Disparition d’Alain Costes, figure emblématique de la recherche et du monde économique qui a marqué Toulouse

l’essentiel
Le monde universitaire et entrepreneurial toulousain est en deuil après le décès d’Alain Costes le 28 avril. Cet ancien directeur du LAAS et du ministère de la Recherche laisse un héritage immense.

Le monde scientifique et économique toulousain perd l’une de ses figures les plus marquantes avec la disparition d’Alain Costes, survenue le 28 avril dans l’après-midi à l’âge de 87 ans. Personnalité d’exception, il a marqué l’histoire de la recherche française en occupant des postes de premier plan. Formé à l’ENSEEIHT, chercheur au CNRS et directeur du LAAS durant douze ans, il a également exercé les fonctions de directeur de la technologie au ministère de la Recherche et a assuré la présidence de l’INP Toulouse.

“C’était quelqu’un d’humain, d’attachant, généreux et volontaire, avec son franc-parler. Il a été un ardent défenseur de son laboratoire, le LAAS, qu’il a dirigé d’une main de maître et dont les membres lui sont très attachés”, explique Jean Arlat, chercheur toulousain et qui a travaillé à ses côtés durant des années.

Visionnaire pour certains, enthousiaste tout le temps, l’engagement d’Alain Costes ne se limitait pas aux laboratoires, puisqu’il était un acteur majeur de la vie économique régionale. Élu à la chambre de commerce et d’industrie, il siégeait comme administrateur d’Actia et occupait la fonction de consul honoraire du Brésil à Toulouse ou encore de président du conseil scientifique de la fondation InNaBioSanté. Il avait également cofondé la société Mapping Consulting avec Davy Atlan, démontrant une vision constante entre savoir scientifique et applications industrielles.

En avance sur son temps

Grand promoteur du Salon international de l’innovation et de la prospective (Sitef), il a activement soutenu la création du salon ICS en soutenant une approche transversale de la recherche.
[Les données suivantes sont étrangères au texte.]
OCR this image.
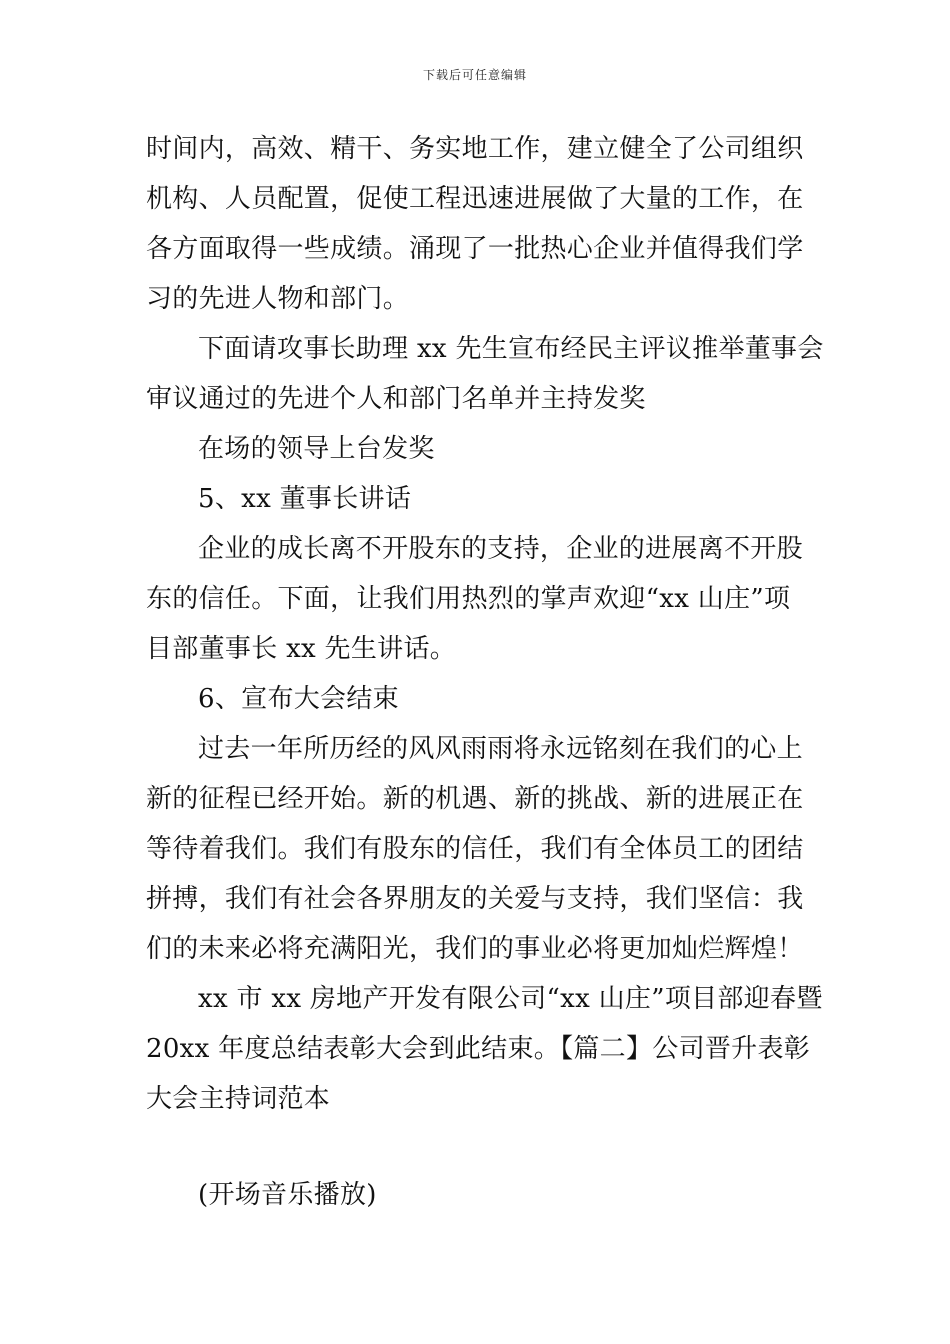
下载后可任意编辑
时间内，高效、精干、务实地工作，建立健全了公司组织
机构、人员配置，促使工程迅速进展做了大量的工作，在
各方面取得一些成绩。涌现了一批热心企业并值得我们学
习的先进人物和部门。
下面请攻事长助理 xx 先生宣布经民主评议推举董事会
审议通过的先进个人和部门名单并主持发奖
在场的领导上台发奖
5、xx 董事长讲话
企业的成长离不开股东的支持，企业的进展离不开股
东的信任。下面，让我们用热烈的掌声欢迎“xx 山庄”项
目部董事长 xx 先生讲话。
6、宣布大会结束
过去一年所历经的风风雨雨将永远铭刻在我们的心上
新的征程已经开始。新的机遇、新的挑战、新的进展正在
等待着我们。我们有股东的信任，我们有全体员工的团结
拼搏，我们有社会各界朋友的关爱与支持，我们坚信：我
们的未来必将充满阳光，我们的事业必将更加灿烂辉煌！
xx 市 xx 房地产开发有限公司“xx 山庄”项目部迎春暨
20xx 年度总结表彰大会到此结束。【篇二】公司晋升表彰
大会主持词范本
(开场音乐播放)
Ce fervent défenseur des avancées sur les nanotechnologies croyait fermement aux synergies entre les disciplines. Pour l’ensemble de sa carrière, il avait été élevé au rang de commandeur de la Légion d’honneur, une distinction remise par Claudie Haigneré, et était commandeur des Palmes Académiques.

Alain Costes était reconnu pour ses qualités humaines, son amabilité constante et son humour, souligné par des yeux rieurs. Lecteur attentif et grand ami de La Dépêche, dont il fut membre du comité d’excellence de la fondation du groupe, il restera dans les mémoires comme un bâtisseur infatigable.

Son parcours illustre l’excellence toulousaine à travers un dévouement total au progrès technologique et au rayonnement de sa ville, notamment à travers le monde avec sa participation à la création du Groupe de travail “Dependable Computing and Fault Tolerance” au sein de l’International Federation for Information Processing (IFIP), une organisation qui réunit les membres de plus de cinquante sociétés et académies des sciences de l’informatique et des réseaux. C’est aussi grâce à lui que le Commissariat à l’énergie atomique – CEA Tech – s’est installé à Labège.

À ses proches, La Dépêche du Midi exprime sa plus profonde sympathie.